When he started to move, you thought you were going to die. In a good way. In a way that made you decide right there and then that when the time did come, this was how you wanted to go out.
“Harder,” you encouraged, and he obliged. “Faster.”
He was properly fucking you now. Hard and fast and dirty. Your legs were wrapped around his waist, your heels digging into his ass, forcing him to go deeper. His head was buried in your neck, your nails were clawing up his back, and the room was filled with moans and pants and expletives that put a sailor’s mouth to shame.
“Shit, baby,” he panted into your neck. “God damn, you feel good. So fucking tight.” He sped up his thrusts, and the bed was squeaking so much that you thought it was going to fall apart underneath you, but you were too far gone to care. He reached a hand down in between your bodies, his fingers finding your clit, circling it expertly. You were on the precipice of your release in seconds. And then —
“Come. Soak that fucking cock, baby. Come for me.”
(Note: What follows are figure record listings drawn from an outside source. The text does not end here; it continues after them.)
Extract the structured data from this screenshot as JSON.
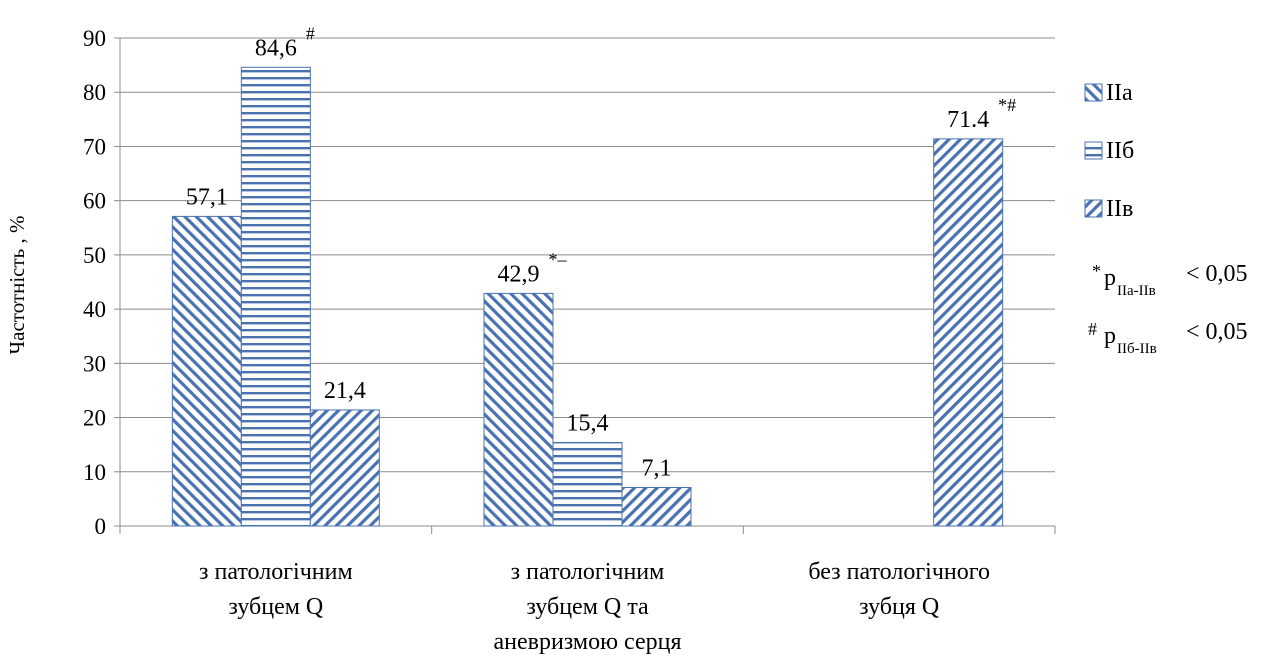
{
  "chart_data": {
    "type": "bar",
    "ylabel": "Частотність , %",
    "ylim": [
      0,
      90
    ],
    "yticks": [
      "0",
      "10",
      "20",
      "30",
      "40",
      "50",
      "60",
      "70",
      "80",
      "90"
    ],
    "grid": true,
    "legend_position": "right",
    "categories": [
      [
        "з патологічним",
        "зубцем Q"
      ],
      [
        "з патологічним",
        "зубцем Q та",
        "аневризмою серця"
      ],
      [
        "без патологічного",
        "зубця Q"
      ]
    ],
    "series": [
      {
        "name": "IIa",
        "pattern": "diag-left",
        "color": "#4a72b0",
        "values": [
          57.1,
          42.9,
          null
        ],
        "labels": [
          "57,1",
          "42,9",
          ""
        ],
        "marks": [
          "",
          "*–",
          ""
        ]
      },
      {
        "name": "IIб",
        "pattern": "horizontal",
        "color": "#4a72b0",
        "values": [
          84.6,
          15.4,
          null
        ],
        "labels": [
          "84,6",
          "15,4",
          ""
        ],
        "marks": [
          "#",
          "",
          ""
        ]
      },
      {
        "name": "IIв",
        "pattern": "diag-right",
        "color": "#4a72b0",
        "values": [
          21.4,
          7.1,
          71.4
        ],
        "labels": [
          "21,4",
          "7,1",
          "71.4"
        ],
        "marks": [
          "",
          "",
          "*#"
        ]
      }
    ],
    "notes": [
      {
        "symbol": "*",
        "p": "p",
        "sub": "IIa-IIв",
        "text": "< 0,05"
      },
      {
        "symbol": "#",
        "p": "p",
        "sub": "IIб-IIв",
        "text": "< 0,05"
      }
    ]
  }
}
And you screamed loud enough to get both you and him kicked out of the motel if they cared enough as your orgasm ripped through you. He fucked you through it, his pace only faltering moments later, right before he pulled out and painted your stomach white. It looked like a Jackson Pollock on your abdomen. Kinda hot, actually.
“You okay?” Dean asked, looking down at you as he finally caught his breath.
“More than,” you smiled.
He mirrored the look on your face before crawling off the bed and heading to the bathroom. He came back moments later with a damp washcloth, gently cleaning his masterpiece off of your skin. When he was done, he threw it across the room, aiming for the bathroom, and it landed on the tile in front of the toilet. He laid down next to you, pulling you into his chest as he pressed a soft kiss into your hair, and you wanted to ask so many questions, all at once. What were you two now? How long had he been wanting this? Would there be a next time? Instead, you opted for —
“You know in fanfictions, they write you as a submissive most of the time.”
He snorted. “They’re half right.”
“A switch?” you asked, surprised. “Lucky me.”
He chuckled softly. “Sorry about your ass.”
You shrugged. “I was asking for it.”
“Oh, you were definitely asking for it. Still, I… I dunno. It was your first time, I didn’t want to get too —”
“It was perfect, Dean.”
“Yeah?”
You nodded, smiling, dozing off already. “Yeah.”